As FD suggests, you can't assume that the judge will know that BPD in a parent is bad for the child.  The judge may have no idea what BPD is or what it's like to live with someone who has it.  And she probably won't give much weight to anything you say, since you are one of the parties in the case - you're not objective and you're not a professional in this field.  You'll have to make the case with evidence and witnesses - prove that she has BPD and prove that her BPD puts the child at high risk long-term.

One more comment along these same lines... .

Usually courts focus on what's happening right now.  If you want the court to believe that the other parent isn't doing a good job, you bring evidence of the parent's behaviors and show how they are impacting the child.  This is what FD is referring to - "parenting behaviors" in the here-and-now.

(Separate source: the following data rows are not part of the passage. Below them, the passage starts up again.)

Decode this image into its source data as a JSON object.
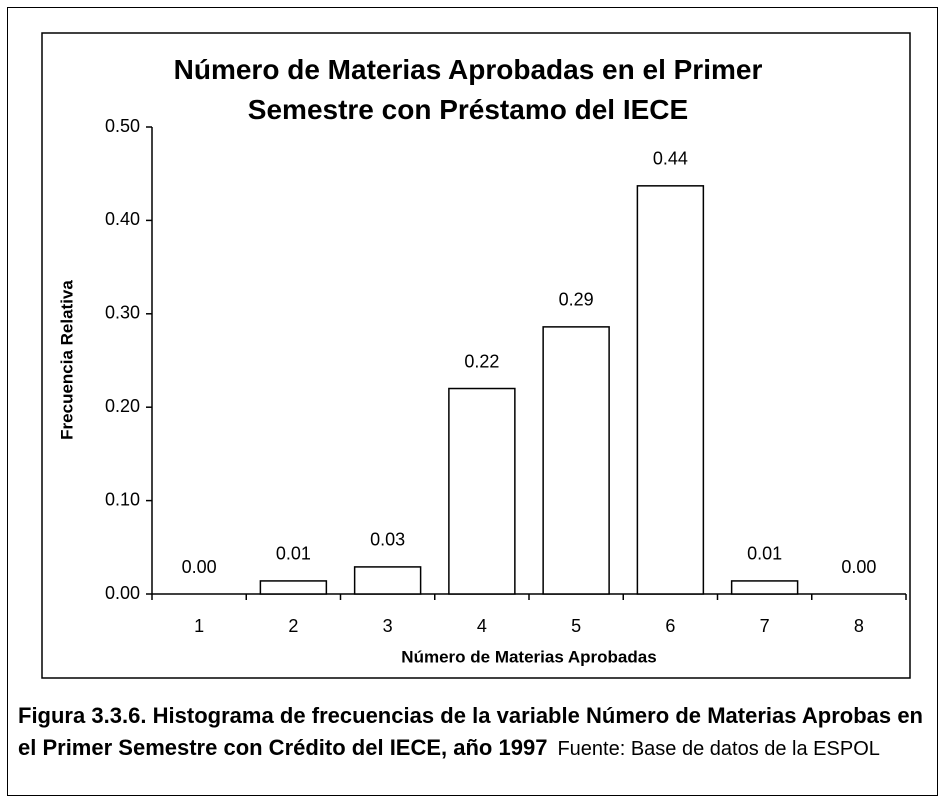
{
  "chart_data": {
    "type": "bar",
    "title": "Número de Materias Aprobadas en el Primer Semestre con Préstamo del IECE",
    "x_label": "Número de Materias Aprobadas",
    "y_label": "Frecuencia Relativa",
    "categories": [
      "1",
      "2",
      "3",
      "4",
      "5",
      "6",
      "7",
      "8"
    ],
    "values": [
      0,
      0.014,
      0.029,
      0.22,
      0.286,
      0.437,
      0.014,
      0
    ],
    "value_labels": [
      "0.00",
      "0.01",
      "0.03",
      "0.22",
      "0.29",
      "0.44",
      "0.01",
      "0.00"
    ],
    "color": "#ffffff",
    "ylim": [
      0,
      0.5
    ],
    "yticks": [
      {
        "value": 0,
        "label": "0.00"
      },
      {
        "value": 0.1,
        "label": "0.10"
      },
      {
        "value": 0.2,
        "label": "0.20"
      },
      {
        "value": 0.3,
        "label": "0.30"
      },
      {
        "value": 0.4,
        "label": "0.40"
      },
      {
        "value": 0.5,
        "label": "0.50"
      }
    ],
    "caption": "Figura 3.3.6. Histograma de frecuencias de la variable Número de Materias Aprobas en el Primer Semestre con Crédito del IECE, año 1997",
    "source": "Fuente: Base de datos de la ESPOL"
  }
}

But BPD may have serious impact that isn't here-and-now, and isn't related to very obvious bad behaviors like violence or neglect.  Kids raised by a parent with BPD are exposed to twisted thinking which harms them very deeply over time.  So instead of saying, "Ms. Ex's behavior is harming the child" you have to say, "Ms. Ex's untreated psychological disorder(s) put the child at very high long-term risk."  You have to convince the judge that giving you primary custody is the low-risk choice, and keeping the disordered parent involved too much is the high-risk option.  That's a more subtle thing than saying, "She screams at the kids ten times a day."